1. Yesterday andi just bought a refrigerator at an electronic equipment store in the Kalisari area. After Andi bought the goods, Andi went home and waited for the goods to arrive. Andi found that his purchase came in a very large cardboard box. The size of the cardboard is 150 cm high, 50 cm wide and 50 cm long. Andi wants to know the volume of the cardboard.

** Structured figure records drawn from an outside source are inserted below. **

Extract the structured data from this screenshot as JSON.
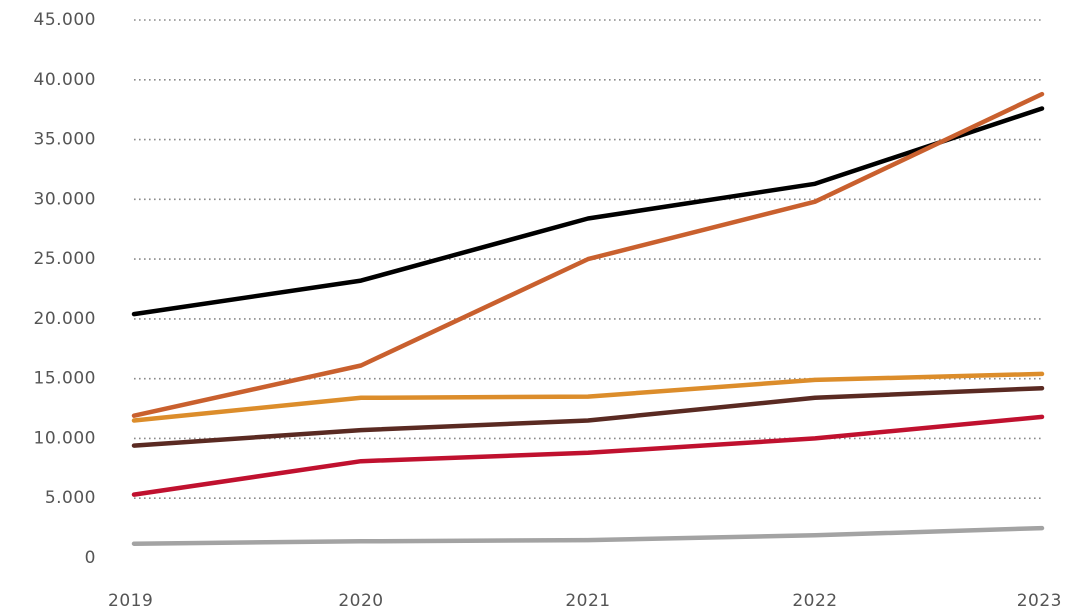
{
  "chart_data": {
    "type": "line",
    "title": "",
    "xlabel": "",
    "ylabel": "",
    "categories": [
      "2019",
      "2020",
      "2021",
      "2022",
      "2023"
    ],
    "ylim": [
      0,
      45000
    ],
    "yticks": [
      {
        "value": 0,
        "label": "0"
      },
      {
        "value": 5000,
        "label": "5.000"
      },
      {
        "value": 10000,
        "label": "10.000"
      },
      {
        "value": 15000,
        "label": "15.000"
      },
      {
        "value": 20000,
        "label": "20.000"
      },
      {
        "value": 25000,
        "label": "25.000"
      },
      {
        "value": 30000,
        "label": "30.000"
      },
      {
        "value": 35000,
        "label": "35.000"
      },
      {
        "value": 40000,
        "label": "40.000"
      },
      {
        "value": 45000,
        "label": "45.000"
      }
    ],
    "grid": true,
    "legend": "none",
    "series": [
      {
        "color": "#000000",
        "values": [
          20400,
          23200,
          28400,
          31300,
          37600
        ]
      },
      {
        "color": "#c9602e",
        "values": [
          11900,
          16100,
          25000,
          29800,
          38800
        ]
      },
      {
        "color": "#dc8d2b",
        "values": [
          11500,
          13400,
          13500,
          14900,
          15400
        ]
      },
      {
        "color": "#5a2a22",
        "values": [
          9400,
          10700,
          11500,
          13400,
          14200
        ]
      },
      {
        "color": "#c0112f",
        "values": [
          5300,
          8100,
          8800,
          10000,
          11800
        ]
      },
      {
        "color": "#a3a3a3",
        "values": [
          1200,
          1400,
          1500,
          1900,
          2500
        ]
      }
    ]
  }
}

It is known that p: 50 cm, l: 50 cm, and h: 150 cm.

So, the volume of the cardboard is pxlxt = 50 x 50 x 150 = 375000 cm3

1. Mother will hold a recitation celebration at home. The stock of glass mineral water supplies has run out. Mother needs some boxes of mineral water to prepare for the celebration. Mother needs about 5 boxes of mineral water. Each box has a height of 20 cm, a width of 30 cm and a length of 40 cm. What is the volume of each box, and the total volume of all the boxes that mother has?

It is known that h: 40 cm, l: 30 cm, and h: 20 cm.

So, the volume of 1 piece of cardboard is pxlxt = 40 x 30 x 20 = 24000 cm3

If mother has 5 boxes of mineral water, then the total volume of all boxes of mineral water that mother has is 5 x volume of 1 box = 5 x 24000 = 120000 cm3.

1. Roni has a box of goods with a volume of 420 cm2. Roni will use the box to wrap the gift that will be given to Leo. Where, tomorrow is Leo’s birthday. Roni wants an item that Leo likes, but Roni has to determine how many details the box has. If the box has a length of 12 cm and a width of 5 cm. So how high is the box?

It is known that p: 12 cm, l: 5 cm, and v: 420 cm3.

So, to find out the height of the box how to calculate it is

V = pxlxt

420 = 12 x 5 xt

t = 420/(12 x 5)

t = 420/60

t = 7 cm

so the height of the box of goods owned by roni is 7 cm.

1. Mona just bought a set of dapus tools. The purchases are made at the same shop, so the items that Mona buys are put in large boxes so that they can be taken home easily. The specifications for the size of the cardboard that Mona received were 30 cm high, 30 cm wide and 50 cm long. What volume of cardboard does Mona receive?